The tourism industry’s challenges extend beyond taxation. Birigwa pointed out that limited budget allocations make it difficult to promote Uganda’s tourism and related products effectively. She added that there are still gaps in marketing, infrastructure, and research to strengthen Uganda’s position in the global tourism market.
In the same online discussion, participants also identified several other barriers. Tourism promoter and founder of Great Lakes Safaris, Amos Wekesa, urged Ugandans to actively support the sector, stressing that domestic tourism is essential for achieving the targets outlined in NDP IV. According to Wekesa, tourism provides direct and indirect employment opportunities across various sectors, including transport, food trade, handicrafts, and hospitality.
Wekesa also called for government initiatives to improve infrastructure, such as better airport facilities, roads to game parks, and accommodations to enhance the experience for both local and international visitors.
Muhereza Kyamutetera, CEO of the Uganda Tourism Association (UTA), agreed, noting that Uganda’s unique tourism products need better packaging and presentation to capture a competitive edge. He advocated for what he called “business-unusual efforts” to consistently market Uganda as a prime destination, particularly in key international markets.
Stephen Asiimwe, executive director of the Private Sector Foundation Uganda (PSFU), added that they are pushing for policy reforms to make the tourism sector more attractive to both tourists and investors. He explained that these reforms involve changes in taxation, improved marketing, and promoting investment in the industry. Asiimwe noted that the government’s recent efforts to reform tax policies, improve promotion strategies, and attract foreign investment were a positive step towards realizing these objectives.

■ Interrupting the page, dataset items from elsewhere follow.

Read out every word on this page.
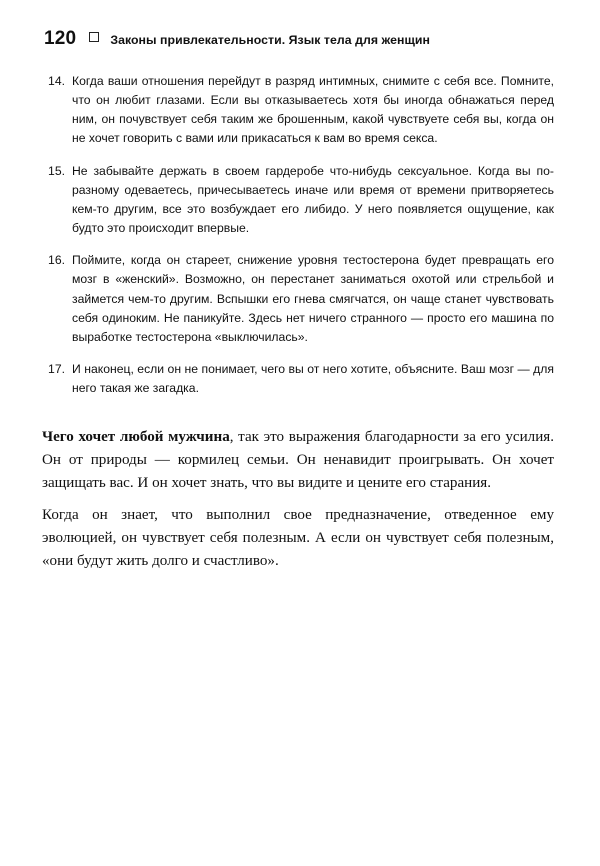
120	Законы привлекательности. Язык тела для женщин
14. Когда ваши отношения перейдут в разряд интимных, снимите с себя все. Помните, что он любит глазами. Если вы отказываетесь хотя бы иногда обнажаться перед ним, он почувствует себя таким же брошенным, какой чувствуете себя вы, когда он не хочет говорить с вами или прикасаться к вам во время секса.
15. Не забывайте держать в своем гардеробе что-нибудь сексуальное. Когда вы по-разному одеваетесь, причесываетесь иначе или время от времени притворяетесь кем-то другим, все это возбуждает его либидо. У него появляется ощущение, как будто это происходит впервые.
16. Поймите, когда он стареет, снижение уровня тестостерона будет превращать его мозг в «женский». Возможно, он перестанет заниматься охотой или стрельбой и займется чем-то другим. Вспышки его гнева смягчатся, он чаще станет чувствовать себя одиноким. Не паникуйте. Здесь нет ничего странного — просто его машина по выработке тестостерона «выключилась».
17. И наконец, если он не понимает, чего вы от него хотите, объясните. Ваш мозг — для него такая же загадка.

Чего хочет любой мужчина, так это выражения благодарности за его усилия. Он от природы — кормилец семьи. Он ненавидит проигрывать. Он хочет защищать вас. И он хочет знать, что вы видите и цените его старания.

Когда он знает, что выполнил свое предназначение, отведенное ему эволюцией, он чувствует себя полезным. А если он чувствует себя полезным, «они будут жить долго и счастливо».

Vivian Lyazi, commissioner for tourism development in Uganda’s Ministry of Tourism, assured industry players that the government is working to consolidate the various small taxes imposed on hotels into a single, fairer tax. Lyazi said the government is also focusing on infrastructure projects, such as road developments to national parks, and collaborating with Uganda’s embassies and missions abroad to market the country’s tourism potential more effectively.
Industry stakeholders agree that these changes are crucial for Uganda to reach its ambitious tourism revenue goals while enhancing the nation’s appeal as a destination for both business and leisure travelers.